Yuetian Luo is currently a postdoctoral scholar in the Data Science Institute at the University of Chicago. He received his PhD in Statistics from the University of Wisconsin–Madison in 2022, advised by Anru Zhang. He is broadly interested in methodology, computation, and theory in complex and large-scale statistical inference problems. In the past, he has worked on developing efficient algorithms for high-dimensional matrix/tensor learning problems. Many of these problems are nonconvex and one of his focuses is to understand the statistical guarantees for these algorithms. Recently, he has also become interested in distribution-free inference. 

Yuetian will give this talk in the Lawrence Brown PhD Student Award session at JSM Toronto.

Tensor-on-tensor Regression: Riemannian Optimization, Over-parameterization, Computational Barriers, and Their Interplay

The analysis of tensor or multiway array data has emerged as a very active topic of research in statistics, applied mathematics, machine learning, and signal processing, along with many important applications, such as neuroimaging analysis, latent variable models, and collaborative filtering. In this talk, we consider a general class of problems termed tensor-on-tensor regression, which aims to characterize the relationship between covariates and responses in the form of scalars, vectors, matrices, or high-order tensors. The generic tensor-on-tensor regression covers many special tensor regression models in literature, such as scalar-on-tensor regression, tensor-on-vector regression and scalar-on-matrix regression. 

There is a great surge of interest in tensor-on-tensor regression for its applications in neuroimaging data analysis to compare MRI scans across different autism spectrum disorder groups, in facial image data analysis to predict describable attributes from a facial image and in longitudinal relational data analysis to estimate the longitudinal relation interaction effect. 

In this talk, we assume the tensor responses in the tensor-on-tensor regression are connected with tensor covariates with a low Tucker rank parameter tensor/matrix without the prior knowledge of its intrinsic rank. Despite significant efforts in the literature, a couple of key questions for tensor-on-tensor regression are still missing:

1. Can we develop fast and statistically optimal solutions for the general low-rank tensor-on-tensor regression?

2. Can we solve tensor-on-tensor regression robustly without knowing the intrinsic rank of the parameter of interest?

3. Is there a statistical-computational gap in tensor-on-tensor regression?

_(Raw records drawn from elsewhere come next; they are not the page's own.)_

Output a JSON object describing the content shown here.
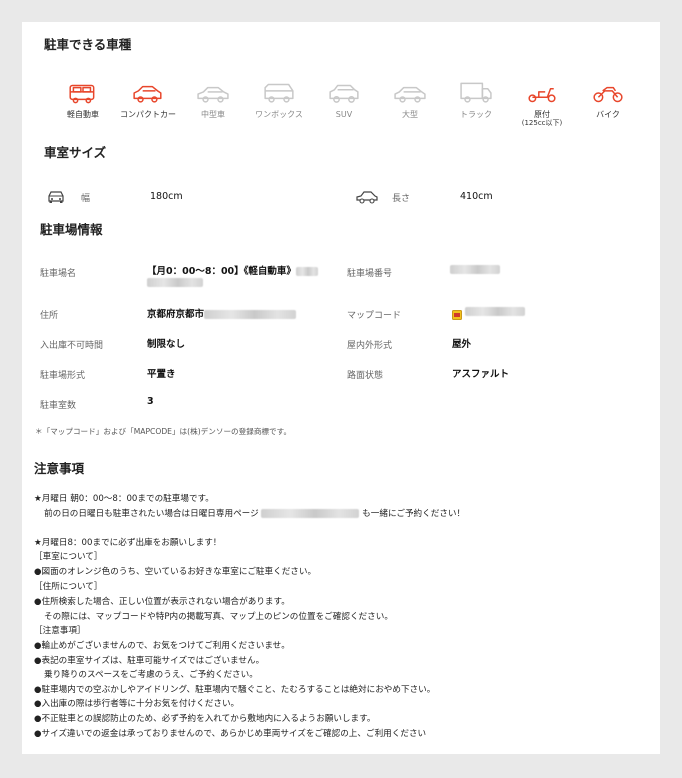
{
  "vehicle_types": {
    "title": "駐車できる車種",
    "items": [
      {
        "label": "軽自動車",
        "sub": "",
        "available": true,
        "icon": "kei-car-icon"
      },
      {
        "label": "コンパクトカー",
        "sub": "",
        "available": true,
        "icon": "compact-car-icon"
      },
      {
        "label": "中型車",
        "sub": "",
        "available": false,
        "icon": "mid-size-car-icon"
      },
      {
        "label": "ワンボックス",
        "sub": "",
        "available": false,
        "icon": "minivan-icon"
      },
      {
        "label": "SUV",
        "sub": "",
        "available": false,
        "icon": "suv-icon"
      },
      {
        "label": "大型",
        "sub": "",
        "available": false,
        "icon": "large-car-icon"
      },
      {
        "label": "トラック",
        "sub": "",
        "available": false,
        "icon": "truck-icon"
      },
      {
        "label": "原付",
        "sub": "(125cc以下)",
        "available": true,
        "icon": "scooter-icon"
      },
      {
        "label": "バイク",
        "sub": "",
        "available": true,
        "icon": "motorcycle-icon"
      }
    ],
    "accent_color": "#e8462b",
    "disabled_color": "#c8c8c8"
  },
  "room_size": {
    "title": "車室サイズ",
    "width_label": "幅",
    "width_value": "180cm",
    "length_label": "長さ",
    "length_value": "410cm"
  },
  "lot_info": {
    "title": "駐車場情報",
    "name_label": "駐車場名",
    "name_value": "【月0：00〜8：00】《軽自動車》",
    "number_label": "駐車場番号",
    "address_label": "住所",
    "address_value": "京都府京都市",
    "mapcode_label": "マップコード",
    "height_label": "入出庫不可時間",
    "height_value": "制限なし",
    "indoor_label": "屋内外形式",
    "indoor_value": "屋外",
    "type_label": "駐車場形式",
    "type_value": "平置き",
    "surface_label": "路面状態",
    "surface_value": "アスファルト",
    "count_label": "駐車室数",
    "count_value": "3",
    "footnote": "＊「マップコード」および「MAPCODE」は(株)デンソーの登録商標です。"
  },
  "notices": {
    "title": "注意事項",
    "lines": [
      "★月曜日 朝0：00〜8：00までの駐車場です。",
      "前の日の日曜日も駐車されたい場合は日曜日専用ページ",
      "も一緒にご予約ください！",
      "★月曜日8：00までに必ず出庫をお願いします！",
      "［車室について］",
      "●図面のオレンジ色のうち、空いているお好きな車室にご駐車ください。",
      "［住所について］",
      "●住所検索した場合、正しい位置が表示されない場合があります。",
      "その際には、マップコードや特P内の掲載写真、マップ上のピンの位置をご確認ください。",
      "［注意事項］",
      "●輪止めがございませんので、お気をつけてご利用くださいませ。",
      "●表記の車室サイズは、駐車可能サイズではございません。",
      "乗り降りのスペースをご考慮のうえ、ご予約ください。",
      "●駐車場内での空ぶかしやアイドリング、駐車場内で騒ぐこと、たむろすることは絶対におやめ下さい。",
      "●入出庫の際は歩行者等に十分お気を付けください。",
      "●不正駐車との誤認防止のため、必ず予約を入れてから敷地内に入るようお願いします。",
      "●サイズ違いでの返金は承っておりませんので、あらかじめ車両サイズをご確認の上、ご利用ください"
    ]
  }
}
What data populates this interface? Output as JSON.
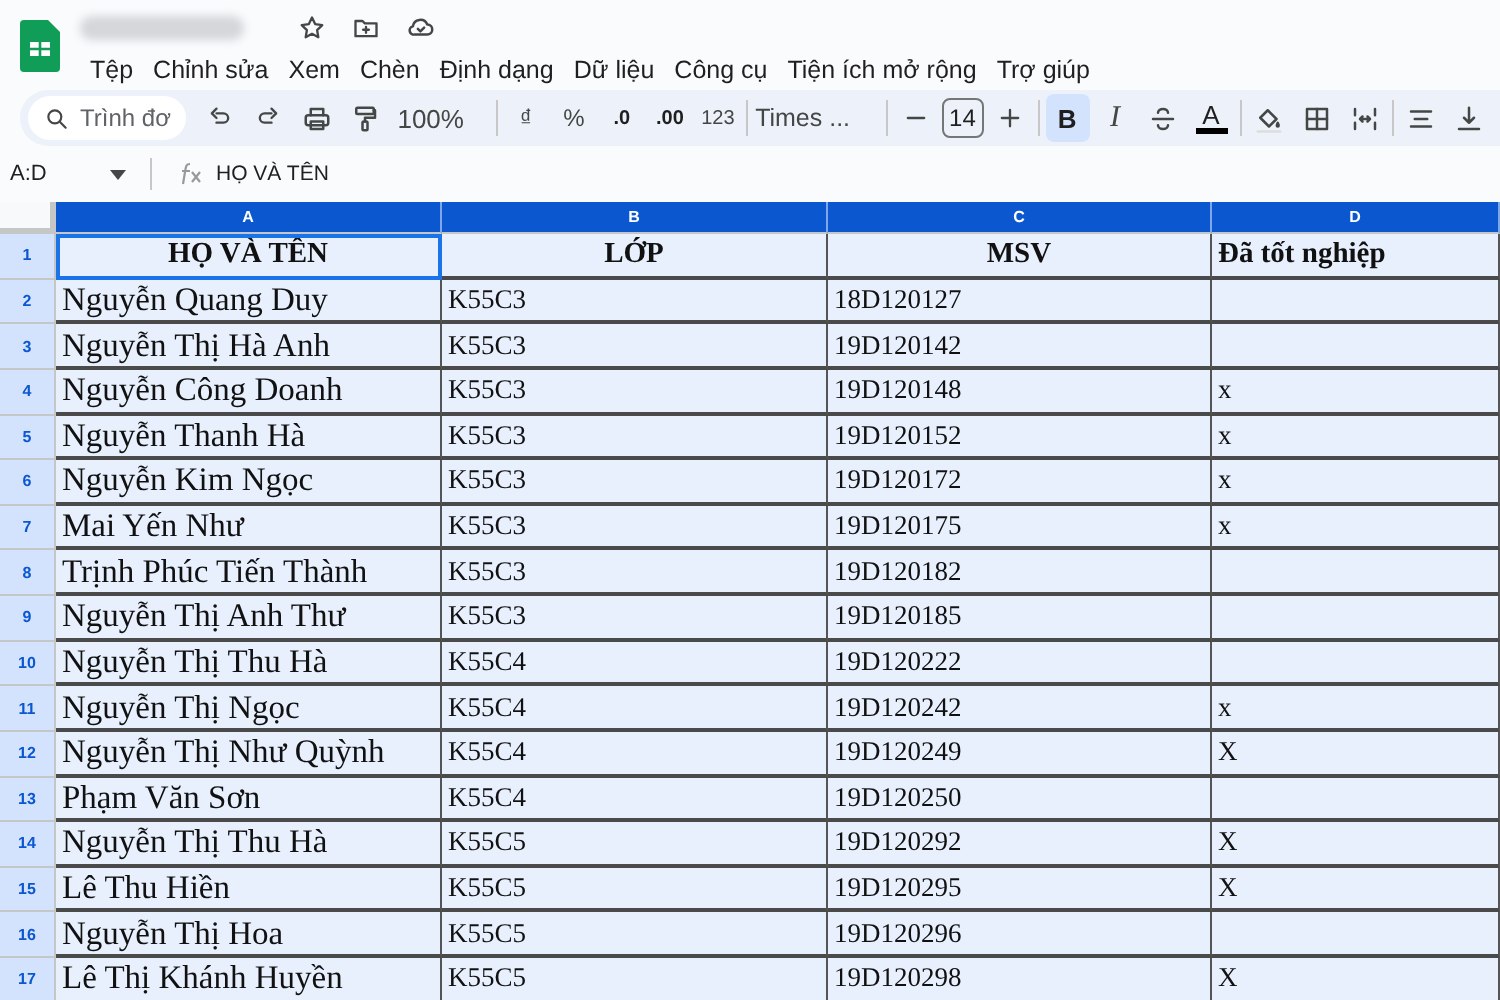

What is the difference between tensor and matrix settings?

4. Is there any interplay among Riemannian optimization, over-parameterization, and statistical-computational gap?

We aim to answer the four questions above. First, we propose the Riemannian gradient descent (RGD) and Riemannian Gauss–Newton (RGN) methods and cope with the challenge of unknown rank by studying the effect of rank over-parameterization. We provide the first convergence guarantee for the general tensor-on-tensor regression by showing that RGD and RGN respectively converge linearly and quadratically to a statistically optimal estimate in both rank correctly-parameterized and over-parameterized settings. Our theory reveals an intriguing phenomenon: Riemannian optimization methods naturally adapt to over-parameterization without modifications to their implementation. This is significantly different from the classic factorized gradient descent algorithm where preconditioning is needed in the over-parameterized setting. We also prove the statistical-computational gap in scalar-on-tensor regression by a low-degree polynomial argument. Our theory demonstrates a “blessing of statistical–computational gap” phenomenon: in a wide range of scenarios in tensor-on-tensor regression for tensors of order three or higher, the computationally required sample size matches what is needed by moderate rank over-parameterization when considering computationally feasible estimators, while there are no such benefits in the matrix settings. This shows moderate rank over-parameterization is essentially “cost-free” in terms of sample size in tensor-on-tensor regression of order three or higher. Finally, we provide efficient implementations for both RGD and RGN and conduct simulation studies to show the advantages of our proposed methods and to corroborate our theoretical findings.

This is joint work with Anru Zhang, when I was a PhD candidate in Statistics at the University of Wisconsin–Madison.